16. Mai ’21.

Heute ist Sonntag. Und die Sonne scheint. Ich lieb’s.

Morgen findet eine Uni-Prüfung statt. Jedoch von zuhause aus – aufgrund von Corona. Und irgendwie ist es befremdlich, dass man sich darauf nicht vorbereiten kann. Weil’s da lediglich darum geht, meine Fremdsprachenkenntnisse und -fertigkeiten zu überprüfen. Also arbeite ich gerade viel mit positiven Glaubenssätzen, um dem schlechten Gewissen entgegen zu wirken.

Ich kann das schaffen.

Ich werde diese Prüfung gut bestehen.

Ich bin gut genug.

Noch nie in meinem Studium, haben meine Sprachkenntnisse nicht ausgereicht.

Für diese Prüfung kann man nichts lernen, das ist okay.


Und es klappt ganz gut. Dazu noch etwas positive Bestärkung durch den Austausch mit Kommiltonen und das Mindset ist etwas gefestigter.


Was sonst noch so los ist?
Naja. Nach wie vor etwas zwischen schwarz und weiß. Mit ein paar Farbelementen dazwischen. Immer wieder ein paar bewusste Momente, in denen ich Dankbarkeit und Freude verspüre.

Über gutes Essen, über Selbstfürsorge, die ich betreibe, über liebe Worte von Freunden, über Sonnenschein, über eine weniger anstrengende Schicht bei der Arbeit.

Das sind also die kleinen Dinge, von denen immer alle reden. Es tut gut, zu merken, dass ich sie bewusster wahrnehme. Vielleicht auch, weil wir bei der schlauen Frau nochmal vertieft über Achtsamkeit gesprochen haben. Und was das denn jetzt eigentlich nochmal genau war. Und wie man es praktiziert, übt und wie sie sich letztendlich äußert.

Und als sie da so von sprach stellte ich fest, dass ich bereits immer achtsamer werde. Und das ist großartig. Achtsamer im Umgang mit mir. Aber auch mit anderen. Mir fällt beispielsweise auf, wenn mein Gegenüber nur negativ von etwas spricht oder sich in eine unveränderbare Situation reinsteigert und ich versuche ihm/ihr zu vermitteln, dass sie die Situation rückwirkend eh nicht mehr verändern kann, aber ihren eigenen Umgang damit schon.

Was mich angeht, merke ich, dass ich Meditation und Ruhephasen schlichtweg einfach BRAUCHE. Und selbst zu spüren, dass ich sie brauche, ist ein riesen Fortschritt. Denn sonst hat man es mir einfach immer gesagt…

„Du brauchst zwischendurch Zeit für dich“ – jaja. Ich mach‘ das schon.

Habe ich aber nie. Jetzt merke ich es. Und gehe auch mal von alleine meditieren, wenn ich beim Partner bin.
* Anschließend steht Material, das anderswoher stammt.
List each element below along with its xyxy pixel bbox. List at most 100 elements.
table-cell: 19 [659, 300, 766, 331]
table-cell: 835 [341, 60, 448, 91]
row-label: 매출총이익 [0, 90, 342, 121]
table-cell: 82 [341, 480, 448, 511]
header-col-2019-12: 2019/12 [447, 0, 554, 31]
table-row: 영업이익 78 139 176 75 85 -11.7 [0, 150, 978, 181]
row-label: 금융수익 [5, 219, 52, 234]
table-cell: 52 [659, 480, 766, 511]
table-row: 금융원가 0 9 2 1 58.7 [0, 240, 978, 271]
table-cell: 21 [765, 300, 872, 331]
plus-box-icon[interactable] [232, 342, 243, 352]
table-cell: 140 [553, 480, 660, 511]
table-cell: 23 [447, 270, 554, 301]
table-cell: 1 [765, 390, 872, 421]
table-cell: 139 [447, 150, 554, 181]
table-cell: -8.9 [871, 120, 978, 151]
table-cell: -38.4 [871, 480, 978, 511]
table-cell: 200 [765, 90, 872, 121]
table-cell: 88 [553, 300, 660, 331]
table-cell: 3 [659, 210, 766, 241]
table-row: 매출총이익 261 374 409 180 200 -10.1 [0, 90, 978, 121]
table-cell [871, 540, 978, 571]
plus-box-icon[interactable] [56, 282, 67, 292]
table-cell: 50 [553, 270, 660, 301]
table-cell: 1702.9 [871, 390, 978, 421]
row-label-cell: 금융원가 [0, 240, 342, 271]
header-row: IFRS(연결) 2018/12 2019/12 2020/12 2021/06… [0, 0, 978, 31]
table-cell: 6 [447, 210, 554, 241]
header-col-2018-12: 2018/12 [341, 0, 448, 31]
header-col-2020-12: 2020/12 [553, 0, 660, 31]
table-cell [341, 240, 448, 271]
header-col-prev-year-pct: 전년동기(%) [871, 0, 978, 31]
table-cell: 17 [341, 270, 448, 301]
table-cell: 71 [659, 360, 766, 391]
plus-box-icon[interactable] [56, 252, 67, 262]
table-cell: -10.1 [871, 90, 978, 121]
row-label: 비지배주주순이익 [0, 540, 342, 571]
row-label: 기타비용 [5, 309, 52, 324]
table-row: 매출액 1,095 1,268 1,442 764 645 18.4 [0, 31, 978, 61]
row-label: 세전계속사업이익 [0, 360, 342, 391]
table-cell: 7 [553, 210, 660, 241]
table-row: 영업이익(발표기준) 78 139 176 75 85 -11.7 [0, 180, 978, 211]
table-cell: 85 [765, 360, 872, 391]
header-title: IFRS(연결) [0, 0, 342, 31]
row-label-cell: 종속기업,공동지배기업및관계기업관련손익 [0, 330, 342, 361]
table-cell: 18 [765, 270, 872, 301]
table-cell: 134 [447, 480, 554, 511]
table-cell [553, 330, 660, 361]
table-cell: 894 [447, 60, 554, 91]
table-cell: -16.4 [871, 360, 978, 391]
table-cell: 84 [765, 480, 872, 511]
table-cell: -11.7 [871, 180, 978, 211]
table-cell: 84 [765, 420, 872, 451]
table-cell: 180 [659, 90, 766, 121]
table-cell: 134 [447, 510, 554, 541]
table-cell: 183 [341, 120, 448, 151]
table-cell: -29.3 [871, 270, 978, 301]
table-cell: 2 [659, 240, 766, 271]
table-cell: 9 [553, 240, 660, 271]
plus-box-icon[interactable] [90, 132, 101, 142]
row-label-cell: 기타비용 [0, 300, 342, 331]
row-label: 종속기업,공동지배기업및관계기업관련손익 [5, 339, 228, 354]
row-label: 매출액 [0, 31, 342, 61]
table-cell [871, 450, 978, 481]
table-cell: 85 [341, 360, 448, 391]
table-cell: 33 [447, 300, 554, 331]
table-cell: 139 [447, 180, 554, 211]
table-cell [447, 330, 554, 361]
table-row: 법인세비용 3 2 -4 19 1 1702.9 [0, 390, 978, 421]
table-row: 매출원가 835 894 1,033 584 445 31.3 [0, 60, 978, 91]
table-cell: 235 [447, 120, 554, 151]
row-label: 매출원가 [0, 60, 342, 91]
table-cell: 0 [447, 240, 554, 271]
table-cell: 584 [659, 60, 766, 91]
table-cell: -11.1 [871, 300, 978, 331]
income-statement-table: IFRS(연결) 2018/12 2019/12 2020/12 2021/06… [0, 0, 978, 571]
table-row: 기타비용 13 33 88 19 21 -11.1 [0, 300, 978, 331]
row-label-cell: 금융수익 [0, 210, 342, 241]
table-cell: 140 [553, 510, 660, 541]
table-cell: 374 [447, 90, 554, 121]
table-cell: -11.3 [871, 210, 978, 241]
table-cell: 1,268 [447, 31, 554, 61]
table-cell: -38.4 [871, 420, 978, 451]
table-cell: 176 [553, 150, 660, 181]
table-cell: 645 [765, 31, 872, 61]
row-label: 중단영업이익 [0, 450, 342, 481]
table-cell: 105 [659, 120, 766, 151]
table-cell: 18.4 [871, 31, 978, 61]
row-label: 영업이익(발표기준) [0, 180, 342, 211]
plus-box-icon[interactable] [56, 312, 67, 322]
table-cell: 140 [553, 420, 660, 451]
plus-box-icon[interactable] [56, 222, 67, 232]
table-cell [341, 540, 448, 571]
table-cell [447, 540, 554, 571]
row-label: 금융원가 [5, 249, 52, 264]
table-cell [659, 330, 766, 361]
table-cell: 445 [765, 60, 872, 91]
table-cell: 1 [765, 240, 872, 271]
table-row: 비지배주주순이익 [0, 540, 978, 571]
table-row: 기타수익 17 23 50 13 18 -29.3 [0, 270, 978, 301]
Weil ich merke, dass mir einfach alles gerade zu trubelig und viel wird.

Ich bin in diesem Punkt auchmeinem schmerzenden Bauch sehr dankbar. Denn er weist mich indirekt auch immer wieder darauf hin, wenn es gerade zu viel wird. Auch wenn ich nach wie vor nicht davon überzeugt bin, dass Stress oder zu wenig Selbstfürsorge Hauptauslöser für den Schmerz sind… sie verschlimmern es jedenfalls, wenn ich nicht dagegenlenke.


Alles in allem also alles gerade okay. Und statt grau, hatte ich mir ja bereits vor Monaten vorgenommen Farben zu wählen, denn….

… das ist der erste Schritt um die Borderline- Störung und dieses schwarz-weiß denken als etwas positives anzunehmen.

Wir wollen ja eigentlich kein grau. Weil grau ist auch irgendwie trist. Wir wollen aber eigentlich auch weder das schwarz noch das weiß. Was wir brauchen sind Farben. Viele verschiedene helle und dunkle Farben. Es kann vielleicht nicht immer strahlend gelb sein, aber es muss genauso wenig immer dunkelblau sein – manchmal ist ein dunkles orange oder ein türkis vollkommen ausreichend.

aus dem Beitrag „Mehr Farben. Weniger schwarz-weiß“ vom 15.September 2020

Hier zu finden 🙂

Für heute wähle ich: orange.

Den Beitrag, aus dem ich zitiert habe, empfehle ich euch sehr! Er steckt voller positiver Energie und schönen Gedankenansätzen. Schaut also gerne rein.


Ich werde nun die Sonne ein wenig genießen und versuchen, mich weiterhin von dem inneren Kritiker zu verabschieden, der versucht mir zu sagen, dass ich lernen muss, um die Prüfung zu bestehen.

Nein, muss ich nicht. Denn ich kann das.